I've written a couple of (fairly) recent posts about Chicago's attempts to codify urban agriculture. The outgoing Daley administration was proposing rules supposedly to recognize UA as a desirable activity and land use, yet strangling it with requirements for fencing, parking, and size limits that would have made some of the city's most vibrant urban farms illegal. With the prospect of a new mayor in sight, these rules still were very concerning, and thankfully were postponed.
Here is the latest: news coverage of Mayor Emanuel's press conference on his proposals, which were worked out with the full participation of the UA community and not just the zoning department.
Read the whole article. Meanwhile, here are a couple of good quotes:
"Erika Allen, head of seven nonprofit Growing Power farms in Chicago, predicted at the time that her group's work 'would be over' if the zoning ordinance passed.
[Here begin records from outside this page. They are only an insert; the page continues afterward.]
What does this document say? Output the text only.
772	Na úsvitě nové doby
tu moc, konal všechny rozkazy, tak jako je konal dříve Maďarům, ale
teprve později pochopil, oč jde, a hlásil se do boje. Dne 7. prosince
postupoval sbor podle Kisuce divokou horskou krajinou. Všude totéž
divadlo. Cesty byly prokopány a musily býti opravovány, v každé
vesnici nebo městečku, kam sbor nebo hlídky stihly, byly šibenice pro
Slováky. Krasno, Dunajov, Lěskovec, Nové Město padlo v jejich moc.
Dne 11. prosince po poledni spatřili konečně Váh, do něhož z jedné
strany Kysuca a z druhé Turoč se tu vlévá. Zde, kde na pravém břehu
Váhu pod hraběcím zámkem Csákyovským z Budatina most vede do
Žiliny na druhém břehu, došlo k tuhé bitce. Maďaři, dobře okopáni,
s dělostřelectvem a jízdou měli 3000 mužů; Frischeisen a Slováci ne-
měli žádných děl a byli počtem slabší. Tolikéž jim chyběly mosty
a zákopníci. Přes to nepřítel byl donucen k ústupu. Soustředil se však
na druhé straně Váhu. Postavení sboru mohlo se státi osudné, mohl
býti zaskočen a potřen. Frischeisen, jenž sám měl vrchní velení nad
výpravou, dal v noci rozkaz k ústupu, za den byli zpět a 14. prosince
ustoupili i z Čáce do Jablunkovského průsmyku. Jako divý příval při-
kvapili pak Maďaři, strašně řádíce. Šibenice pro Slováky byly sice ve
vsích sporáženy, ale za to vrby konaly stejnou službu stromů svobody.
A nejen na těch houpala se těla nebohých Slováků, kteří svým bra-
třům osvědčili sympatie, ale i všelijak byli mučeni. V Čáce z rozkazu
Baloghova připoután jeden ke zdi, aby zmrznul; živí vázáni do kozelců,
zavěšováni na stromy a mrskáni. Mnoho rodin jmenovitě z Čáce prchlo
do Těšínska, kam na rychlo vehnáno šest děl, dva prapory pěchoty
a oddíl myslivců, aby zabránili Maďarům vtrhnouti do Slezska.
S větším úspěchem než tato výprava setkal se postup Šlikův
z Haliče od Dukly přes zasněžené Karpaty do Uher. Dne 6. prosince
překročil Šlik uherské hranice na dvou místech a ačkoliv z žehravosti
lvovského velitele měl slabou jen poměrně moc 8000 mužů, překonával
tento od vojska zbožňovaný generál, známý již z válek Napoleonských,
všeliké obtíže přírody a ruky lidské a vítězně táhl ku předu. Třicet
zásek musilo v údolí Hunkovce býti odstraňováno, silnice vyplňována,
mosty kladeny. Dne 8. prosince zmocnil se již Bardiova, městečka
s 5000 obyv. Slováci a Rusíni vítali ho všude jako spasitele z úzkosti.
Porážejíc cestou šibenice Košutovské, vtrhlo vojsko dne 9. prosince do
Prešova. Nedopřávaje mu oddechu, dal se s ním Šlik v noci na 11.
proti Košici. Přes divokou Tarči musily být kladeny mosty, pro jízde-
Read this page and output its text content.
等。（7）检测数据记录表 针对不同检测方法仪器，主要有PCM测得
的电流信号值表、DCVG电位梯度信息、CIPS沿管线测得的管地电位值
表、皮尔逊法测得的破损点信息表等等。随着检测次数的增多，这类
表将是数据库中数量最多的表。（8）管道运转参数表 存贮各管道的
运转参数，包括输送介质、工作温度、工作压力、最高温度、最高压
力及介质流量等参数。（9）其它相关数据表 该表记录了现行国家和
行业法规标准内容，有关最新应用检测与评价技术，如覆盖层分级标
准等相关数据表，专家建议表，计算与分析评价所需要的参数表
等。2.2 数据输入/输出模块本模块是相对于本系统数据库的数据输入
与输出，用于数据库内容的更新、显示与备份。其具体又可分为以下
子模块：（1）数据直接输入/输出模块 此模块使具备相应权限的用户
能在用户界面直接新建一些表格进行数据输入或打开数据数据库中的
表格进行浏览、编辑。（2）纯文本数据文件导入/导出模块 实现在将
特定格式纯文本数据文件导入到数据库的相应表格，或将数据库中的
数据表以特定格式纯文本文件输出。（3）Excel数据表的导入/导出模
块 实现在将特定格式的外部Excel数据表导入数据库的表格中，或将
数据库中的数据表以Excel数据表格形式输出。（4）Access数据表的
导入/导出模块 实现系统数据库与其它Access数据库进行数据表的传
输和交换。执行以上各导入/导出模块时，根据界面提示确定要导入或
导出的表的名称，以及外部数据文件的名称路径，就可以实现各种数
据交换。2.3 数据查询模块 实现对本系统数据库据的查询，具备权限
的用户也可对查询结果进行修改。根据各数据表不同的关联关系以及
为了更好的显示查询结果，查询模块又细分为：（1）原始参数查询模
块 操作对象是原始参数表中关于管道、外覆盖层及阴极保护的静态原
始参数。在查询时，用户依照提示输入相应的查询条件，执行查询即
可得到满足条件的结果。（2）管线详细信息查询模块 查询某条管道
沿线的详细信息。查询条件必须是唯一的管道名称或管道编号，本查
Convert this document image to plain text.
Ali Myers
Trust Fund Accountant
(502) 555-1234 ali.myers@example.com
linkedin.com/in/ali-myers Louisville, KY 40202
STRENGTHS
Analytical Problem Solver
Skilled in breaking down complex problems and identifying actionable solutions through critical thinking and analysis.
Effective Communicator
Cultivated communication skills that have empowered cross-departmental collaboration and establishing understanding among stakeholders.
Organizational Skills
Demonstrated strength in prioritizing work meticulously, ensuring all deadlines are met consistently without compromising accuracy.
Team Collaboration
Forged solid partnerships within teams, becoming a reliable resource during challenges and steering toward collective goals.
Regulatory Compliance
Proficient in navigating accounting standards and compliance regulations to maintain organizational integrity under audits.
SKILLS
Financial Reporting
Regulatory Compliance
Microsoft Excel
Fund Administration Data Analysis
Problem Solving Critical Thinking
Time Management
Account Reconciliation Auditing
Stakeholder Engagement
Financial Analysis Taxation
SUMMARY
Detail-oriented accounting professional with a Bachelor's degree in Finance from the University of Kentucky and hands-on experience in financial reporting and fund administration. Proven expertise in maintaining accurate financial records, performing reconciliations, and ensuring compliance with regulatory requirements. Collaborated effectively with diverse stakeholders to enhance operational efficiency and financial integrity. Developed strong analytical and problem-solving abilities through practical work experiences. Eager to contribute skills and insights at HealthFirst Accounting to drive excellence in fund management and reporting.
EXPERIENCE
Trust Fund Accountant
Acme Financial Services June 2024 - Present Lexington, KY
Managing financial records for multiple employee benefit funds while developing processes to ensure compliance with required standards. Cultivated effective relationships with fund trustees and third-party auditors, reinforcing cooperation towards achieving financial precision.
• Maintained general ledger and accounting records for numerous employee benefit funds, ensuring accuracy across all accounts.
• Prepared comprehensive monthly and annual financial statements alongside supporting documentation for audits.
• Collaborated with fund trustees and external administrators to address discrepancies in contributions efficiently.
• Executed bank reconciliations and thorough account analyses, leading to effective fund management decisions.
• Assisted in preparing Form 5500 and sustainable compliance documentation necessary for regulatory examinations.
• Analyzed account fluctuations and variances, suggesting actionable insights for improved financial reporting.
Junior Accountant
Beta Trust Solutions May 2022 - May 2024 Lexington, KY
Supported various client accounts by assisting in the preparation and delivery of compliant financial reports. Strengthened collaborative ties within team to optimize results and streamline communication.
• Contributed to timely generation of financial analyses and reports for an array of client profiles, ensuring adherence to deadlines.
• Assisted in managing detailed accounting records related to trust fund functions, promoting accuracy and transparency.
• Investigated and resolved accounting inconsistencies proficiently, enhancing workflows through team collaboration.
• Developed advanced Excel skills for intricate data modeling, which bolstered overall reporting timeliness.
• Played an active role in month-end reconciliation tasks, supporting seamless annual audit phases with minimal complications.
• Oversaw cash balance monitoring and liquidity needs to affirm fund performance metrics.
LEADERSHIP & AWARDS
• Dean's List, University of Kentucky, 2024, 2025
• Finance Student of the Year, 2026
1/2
"But Tuesday morning, Emanuel chose Allen's new Iron Street Farm in Bridgeport to present his proposed ordinance — one that marks a turnaround on almost every thorny issue in the last proposal.
"'We've been working really hard to see this happen,' said Allen, who served on the mayor's transition team. 'I think it's just a new administration and a changing of the guard. Former Mayor (Richard) Daley was supportive, but there was a lot of opposition coming out of (the zoning department) that was very much entrenched in "this is the way it we do it.'"
"'This shows a vision that the most needy neighborhoods can be the key to revitalizing our city by cleaning up spaces, providing jobs and growing good food,' said Ken Dunn, a critic of the previously proposed ordinance."